One we have aligned the data, we will have .sam files or its binary “lighter/smaller” version .bam. These files are composed of one line per read. Each line has the read names, its sequence and the location to where it was aligned it also have encoded a lot of different quality metrics including the already discussed fastq quality. Each alignment will have different alignment quality. A perfect read with a perfect match to the reference genome would give a perfect score. The presence of gaps on the alignment would reduce the alignment quality. Reads with low quality (less than 20 for example) are usually filtered and not used in downstream analysis.

Here the example for two reads of the data sets used in next chapter.

SRR548157.14400783	16	chr2L	24	1	36M	*	0	AGAACAGATATTTAGATTGCCTCTCATTTTCTCTCC	HHDHHHHHHHHFHHHHHHHHFHEHHHHHHHHHHHFG	AS:i:0	XS:i:0	XN:i:0	XM:i:0	XO:i:0	XG:i:0	NM:i:0	MD:Z:36	YT:Z:UU
SRR548157.4410720	0	chr2L	247	1	36M	*	0	AGTGCCAACATATTGTGCTAATGAGTGCCTCTCGTT	E@=?@BDDBDHGHGHDHGIGGIBGGDEGFGB@BEBD	AS:i:0	XS:i:0	XN:i:0	XM:i:0	XO:i:0	XG:i:0	NM:i:0	MD:Z:36	YT:Z:UU

Reads can be also aligning to one or multiple sites in the genome. This last option is usually called: multiple mapping. For repetitive sequences in the genome, as rRNA loci and transposons, it is expected that they will map to multiples places. For other loci, the multiple mapping can be an indication of low-quality reads. For RNA sequencing analysis multiple mapping reads are problematic when quantifying gene expression so sometimes they are removed from downstream analysis.

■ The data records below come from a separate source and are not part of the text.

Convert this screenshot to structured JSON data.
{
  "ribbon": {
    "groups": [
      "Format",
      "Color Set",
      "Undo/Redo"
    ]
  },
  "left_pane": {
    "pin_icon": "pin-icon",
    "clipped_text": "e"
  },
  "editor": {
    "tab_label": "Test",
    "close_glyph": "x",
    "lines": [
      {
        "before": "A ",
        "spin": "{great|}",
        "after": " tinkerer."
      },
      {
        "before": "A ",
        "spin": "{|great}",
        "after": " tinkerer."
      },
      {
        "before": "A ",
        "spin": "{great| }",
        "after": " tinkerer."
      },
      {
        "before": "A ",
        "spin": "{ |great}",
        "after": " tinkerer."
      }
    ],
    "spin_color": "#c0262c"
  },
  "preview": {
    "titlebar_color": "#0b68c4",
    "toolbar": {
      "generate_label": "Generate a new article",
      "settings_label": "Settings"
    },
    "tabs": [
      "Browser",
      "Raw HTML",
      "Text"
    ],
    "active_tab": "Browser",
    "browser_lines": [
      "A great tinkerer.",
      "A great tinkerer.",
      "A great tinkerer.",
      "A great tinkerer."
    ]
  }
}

Alignment files can be sorted or unsorted. This means basically if the reads are sorted in the order they were in the fastq file or in the order they appear aligned to the genome. A sorted file basically will have the reads aligned to chr1 before the ones from chr2, and so on. This is important as some tools (as the visualization) require reads to be sorted.

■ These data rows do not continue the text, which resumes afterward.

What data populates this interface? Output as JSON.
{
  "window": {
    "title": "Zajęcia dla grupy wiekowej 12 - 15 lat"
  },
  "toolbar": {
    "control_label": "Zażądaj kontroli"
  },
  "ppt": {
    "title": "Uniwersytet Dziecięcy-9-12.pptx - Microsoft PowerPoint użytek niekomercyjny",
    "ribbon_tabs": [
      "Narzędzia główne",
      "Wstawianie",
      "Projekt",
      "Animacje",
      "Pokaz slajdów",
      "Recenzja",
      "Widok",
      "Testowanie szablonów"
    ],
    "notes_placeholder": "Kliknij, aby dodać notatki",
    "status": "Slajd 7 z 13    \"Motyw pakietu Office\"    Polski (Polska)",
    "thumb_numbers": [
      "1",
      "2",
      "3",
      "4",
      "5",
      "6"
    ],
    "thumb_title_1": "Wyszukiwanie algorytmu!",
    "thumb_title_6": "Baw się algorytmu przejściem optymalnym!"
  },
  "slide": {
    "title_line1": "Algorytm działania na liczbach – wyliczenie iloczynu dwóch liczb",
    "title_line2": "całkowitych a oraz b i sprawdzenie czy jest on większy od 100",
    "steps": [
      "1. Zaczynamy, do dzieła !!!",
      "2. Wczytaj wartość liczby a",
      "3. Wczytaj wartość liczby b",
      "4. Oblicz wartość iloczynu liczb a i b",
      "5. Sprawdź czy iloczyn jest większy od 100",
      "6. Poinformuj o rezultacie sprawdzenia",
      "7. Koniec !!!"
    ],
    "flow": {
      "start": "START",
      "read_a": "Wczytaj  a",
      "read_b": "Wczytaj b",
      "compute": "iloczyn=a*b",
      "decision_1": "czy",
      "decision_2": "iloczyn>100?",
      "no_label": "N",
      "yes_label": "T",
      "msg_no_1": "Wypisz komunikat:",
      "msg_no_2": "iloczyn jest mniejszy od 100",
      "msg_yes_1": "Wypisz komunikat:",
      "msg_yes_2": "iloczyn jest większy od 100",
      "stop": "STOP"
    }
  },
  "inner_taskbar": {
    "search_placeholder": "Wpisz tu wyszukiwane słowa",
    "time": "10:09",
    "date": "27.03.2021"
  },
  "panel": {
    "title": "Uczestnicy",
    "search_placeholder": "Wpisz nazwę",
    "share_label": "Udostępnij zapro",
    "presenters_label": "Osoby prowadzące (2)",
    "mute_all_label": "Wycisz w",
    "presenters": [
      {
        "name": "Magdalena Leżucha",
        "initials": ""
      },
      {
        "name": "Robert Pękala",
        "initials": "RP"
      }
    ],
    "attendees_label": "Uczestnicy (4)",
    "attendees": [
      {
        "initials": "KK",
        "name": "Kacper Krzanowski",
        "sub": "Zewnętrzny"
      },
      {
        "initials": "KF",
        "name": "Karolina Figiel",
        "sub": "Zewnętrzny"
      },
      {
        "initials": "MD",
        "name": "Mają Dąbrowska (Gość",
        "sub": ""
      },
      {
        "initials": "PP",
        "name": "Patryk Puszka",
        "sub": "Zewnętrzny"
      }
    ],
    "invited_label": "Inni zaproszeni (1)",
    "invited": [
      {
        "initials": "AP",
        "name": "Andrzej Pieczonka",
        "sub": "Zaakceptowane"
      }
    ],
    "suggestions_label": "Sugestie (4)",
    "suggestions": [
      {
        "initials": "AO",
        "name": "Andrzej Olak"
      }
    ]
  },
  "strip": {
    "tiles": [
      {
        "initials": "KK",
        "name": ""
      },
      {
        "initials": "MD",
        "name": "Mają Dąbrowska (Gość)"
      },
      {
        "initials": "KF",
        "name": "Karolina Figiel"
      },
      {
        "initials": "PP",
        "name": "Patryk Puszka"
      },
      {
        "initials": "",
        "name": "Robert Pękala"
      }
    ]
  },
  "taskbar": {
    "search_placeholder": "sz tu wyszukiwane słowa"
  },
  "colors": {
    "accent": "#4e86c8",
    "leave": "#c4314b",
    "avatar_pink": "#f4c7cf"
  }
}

4.5.1 Visualization of alignment (IGV)

Alignment files can be visualized using different tools as [UCSC genome browser] (https://genome.ucsc.edu/goldenPath/help/hgTrackHubHelp.html) or [IGV](https://software.broadinstitute.org/software/igv/home. IGV have the option to load your own genomes and annotation data.

To load it we will need the sorted bam files. This will allow us to visualize each read with its alignment quality, gaps, etc.

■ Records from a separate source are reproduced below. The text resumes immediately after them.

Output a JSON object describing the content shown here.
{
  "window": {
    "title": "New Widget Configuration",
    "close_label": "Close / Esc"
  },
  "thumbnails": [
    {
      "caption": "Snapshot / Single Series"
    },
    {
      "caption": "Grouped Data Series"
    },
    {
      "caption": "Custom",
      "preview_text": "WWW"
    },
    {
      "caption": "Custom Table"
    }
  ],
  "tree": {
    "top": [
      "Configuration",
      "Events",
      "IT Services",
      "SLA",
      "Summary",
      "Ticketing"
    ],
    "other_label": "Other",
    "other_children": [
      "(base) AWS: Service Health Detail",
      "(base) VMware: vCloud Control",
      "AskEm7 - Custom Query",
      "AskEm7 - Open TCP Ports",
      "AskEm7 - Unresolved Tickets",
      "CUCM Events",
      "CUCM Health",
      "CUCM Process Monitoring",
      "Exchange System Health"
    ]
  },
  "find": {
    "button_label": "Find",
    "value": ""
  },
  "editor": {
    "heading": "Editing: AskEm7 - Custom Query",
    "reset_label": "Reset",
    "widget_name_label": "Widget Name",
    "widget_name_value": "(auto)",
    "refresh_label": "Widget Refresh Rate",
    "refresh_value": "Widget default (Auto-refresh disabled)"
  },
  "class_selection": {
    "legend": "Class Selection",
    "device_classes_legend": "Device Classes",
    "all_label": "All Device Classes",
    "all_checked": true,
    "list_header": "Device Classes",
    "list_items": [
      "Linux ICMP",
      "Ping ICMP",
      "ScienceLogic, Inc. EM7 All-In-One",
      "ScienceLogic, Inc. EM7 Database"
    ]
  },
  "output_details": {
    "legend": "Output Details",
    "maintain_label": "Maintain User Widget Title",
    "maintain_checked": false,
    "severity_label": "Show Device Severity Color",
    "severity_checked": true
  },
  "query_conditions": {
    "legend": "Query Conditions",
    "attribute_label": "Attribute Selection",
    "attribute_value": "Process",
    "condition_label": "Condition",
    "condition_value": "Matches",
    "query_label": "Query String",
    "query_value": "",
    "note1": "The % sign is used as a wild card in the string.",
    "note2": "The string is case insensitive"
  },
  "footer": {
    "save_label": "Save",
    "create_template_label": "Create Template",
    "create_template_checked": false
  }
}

Alignement files (.bam) loaded into the IGV genome browser.

Figure 4.8: Alignement files (.bam) loaded into the IGV genome browser.

As bam files are really big there are options to store only the total count visualization. These files format can be bigwig or TDF for example. It is importan to note the different scales (just noxt to the file name).

Bigwig files (.bw) loaded into the IGV genome browser.

Figure 4.9: Bigwig files (.bw) loaded into the IGV genome browser.

4.5.2 Gene counts / read (esat feature counts) /peak calling

Many times, it is important to account for the number of reads aligning to each part of the genome. This is what we call quantification and for each type of data we will use different quantification tools.

One example of DNA sequencing data is ChipSeq data, in which we want to know to which parts of the DNA certain protein is binding to. In that case, the number of reads represent the level of binding of that protein. One tool to see this is MACS2

For RNA, the number of reads coming from one gene basically represents the level of expression of that gene. For 5´end libraries the tool we can use is ESAT. For full transcript libraries we can use tools as featurecounts. To see splicing patterns, leafcutter is one option.

4.6 Using the terminal

The terminal is just a way to execute commands in your computer. It is alternatively referred to as a computer console, root console or system console. It is a non-graphical output of the computer connected with the keyboard. With it you can do anything that you would do with the mouse like for example copy a file or moving it from one location to another.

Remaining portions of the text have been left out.